To support the growth of relational machine learning.
How to cite
Cite this article.
- Why are the datasets not stored in CSV files?
- Because CSV files do not store information about data types, PKs, FKs and other constraints.
- Why MariaDB database?
- Because in combination with ClowdFlows you can process the datasets online.
Just open one of the public workflows (like Wordification or Cross-validation), change the credentials in "MySQL Connect" operator to the credentials from the repository and you are ready to go!
- Why am I not able to connect to the database?
- If you are connecting to the database over a corporate network, the corporate firewalls could be the culprit (it may block port 3306).
Try to access the database with a different internet provider (e.g. with your cellular provider).
Also, keep in mind that database names are case sensitive.
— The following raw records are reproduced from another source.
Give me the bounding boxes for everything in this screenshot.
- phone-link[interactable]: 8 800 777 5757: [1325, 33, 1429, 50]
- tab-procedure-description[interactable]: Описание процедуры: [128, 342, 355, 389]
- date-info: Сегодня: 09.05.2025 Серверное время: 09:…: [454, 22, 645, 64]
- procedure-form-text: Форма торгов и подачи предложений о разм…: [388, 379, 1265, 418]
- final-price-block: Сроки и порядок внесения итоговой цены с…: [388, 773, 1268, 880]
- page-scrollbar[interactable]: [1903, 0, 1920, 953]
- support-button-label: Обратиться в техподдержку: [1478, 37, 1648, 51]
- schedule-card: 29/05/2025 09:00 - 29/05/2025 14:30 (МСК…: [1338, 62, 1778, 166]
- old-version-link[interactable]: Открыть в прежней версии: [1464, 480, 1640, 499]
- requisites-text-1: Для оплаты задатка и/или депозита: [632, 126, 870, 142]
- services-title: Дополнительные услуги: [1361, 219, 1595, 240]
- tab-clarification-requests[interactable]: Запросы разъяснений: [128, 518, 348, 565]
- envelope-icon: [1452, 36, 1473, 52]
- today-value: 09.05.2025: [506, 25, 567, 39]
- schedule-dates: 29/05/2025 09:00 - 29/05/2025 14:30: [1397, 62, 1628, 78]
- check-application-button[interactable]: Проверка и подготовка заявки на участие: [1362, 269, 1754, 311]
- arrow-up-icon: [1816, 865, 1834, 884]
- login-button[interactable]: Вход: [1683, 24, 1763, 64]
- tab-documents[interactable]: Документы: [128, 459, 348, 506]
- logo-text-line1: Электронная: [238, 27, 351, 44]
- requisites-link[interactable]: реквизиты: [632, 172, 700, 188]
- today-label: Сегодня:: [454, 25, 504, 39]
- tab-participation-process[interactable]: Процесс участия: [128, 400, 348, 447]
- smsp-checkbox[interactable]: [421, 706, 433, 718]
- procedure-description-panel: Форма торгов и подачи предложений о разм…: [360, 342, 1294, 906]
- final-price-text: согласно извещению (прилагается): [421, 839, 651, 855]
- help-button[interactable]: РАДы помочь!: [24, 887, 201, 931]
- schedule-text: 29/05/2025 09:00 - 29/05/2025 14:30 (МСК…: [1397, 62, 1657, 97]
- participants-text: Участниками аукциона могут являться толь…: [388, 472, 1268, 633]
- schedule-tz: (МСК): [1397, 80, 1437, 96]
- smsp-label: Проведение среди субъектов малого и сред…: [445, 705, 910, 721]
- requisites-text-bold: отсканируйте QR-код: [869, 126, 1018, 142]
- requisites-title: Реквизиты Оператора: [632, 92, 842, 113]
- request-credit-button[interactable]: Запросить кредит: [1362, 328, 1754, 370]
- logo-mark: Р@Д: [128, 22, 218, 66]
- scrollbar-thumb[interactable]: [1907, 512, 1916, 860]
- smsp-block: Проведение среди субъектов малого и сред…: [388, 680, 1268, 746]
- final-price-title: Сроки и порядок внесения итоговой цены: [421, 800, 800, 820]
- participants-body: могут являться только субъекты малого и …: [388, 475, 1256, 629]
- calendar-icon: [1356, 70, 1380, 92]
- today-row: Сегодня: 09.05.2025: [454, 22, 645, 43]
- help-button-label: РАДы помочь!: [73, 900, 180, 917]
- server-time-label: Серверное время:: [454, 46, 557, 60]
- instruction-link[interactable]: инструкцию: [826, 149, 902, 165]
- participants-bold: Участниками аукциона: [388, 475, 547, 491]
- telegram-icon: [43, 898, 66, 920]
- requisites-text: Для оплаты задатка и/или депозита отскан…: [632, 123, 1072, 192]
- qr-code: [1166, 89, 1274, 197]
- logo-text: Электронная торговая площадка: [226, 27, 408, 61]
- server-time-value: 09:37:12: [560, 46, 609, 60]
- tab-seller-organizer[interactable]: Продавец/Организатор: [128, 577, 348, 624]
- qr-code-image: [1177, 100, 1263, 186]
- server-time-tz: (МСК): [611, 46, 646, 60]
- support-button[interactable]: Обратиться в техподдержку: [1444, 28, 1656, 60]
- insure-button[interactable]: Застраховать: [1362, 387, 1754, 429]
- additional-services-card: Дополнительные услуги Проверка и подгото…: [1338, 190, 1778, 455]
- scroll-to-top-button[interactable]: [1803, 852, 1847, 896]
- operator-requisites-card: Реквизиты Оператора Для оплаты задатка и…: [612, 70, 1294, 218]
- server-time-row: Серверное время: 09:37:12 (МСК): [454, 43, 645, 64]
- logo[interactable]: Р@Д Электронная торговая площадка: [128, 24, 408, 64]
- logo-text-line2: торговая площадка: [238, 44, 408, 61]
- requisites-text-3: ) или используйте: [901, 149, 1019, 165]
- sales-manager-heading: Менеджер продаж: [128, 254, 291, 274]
Database "mutagenesis" is not the same database as "Mutagenesis".
If the problems persist, contact us and provide us with the following information:
- Your database client and its version (e.g. MySQL Workbench 6.3.10).
- The database name you tried to connect to (e.g. mutagenesis).
- Why MySQL Workbench complaints about incompatible/nonstandard server version?
- We are using open source version of MySQL called MariaDB, hence the warning. For all purposes that the public account permits it is safe to ignore the message.
- Why mysqldump cannot find COLUMN_STATISTICS in information_schema?
- MariaDB has the table in MYSQL.COLUMNM_STATS. Use one of the workarounds.
- What to do if I want an ILP format?
- See a collection of datasets at ILPnet2.
Or use a conversion tool, where you have to change the connection parameters in
- Why do the datasets contain missing values/composite keys/strange data types/any other ugly thing you may think of?
- Because they are also present in the real datasets.
- What is the point of including artificial datasets?
- While datasets like Adventure Works may not contain any pattern that could be found during modeling, they still increase the diversity of the repository. For example, the named Adventure Works dataset has the highest table count in the whole repository.
If your algorithm can process all the tables present in Adventure Works, it may be able to process real-world datasets.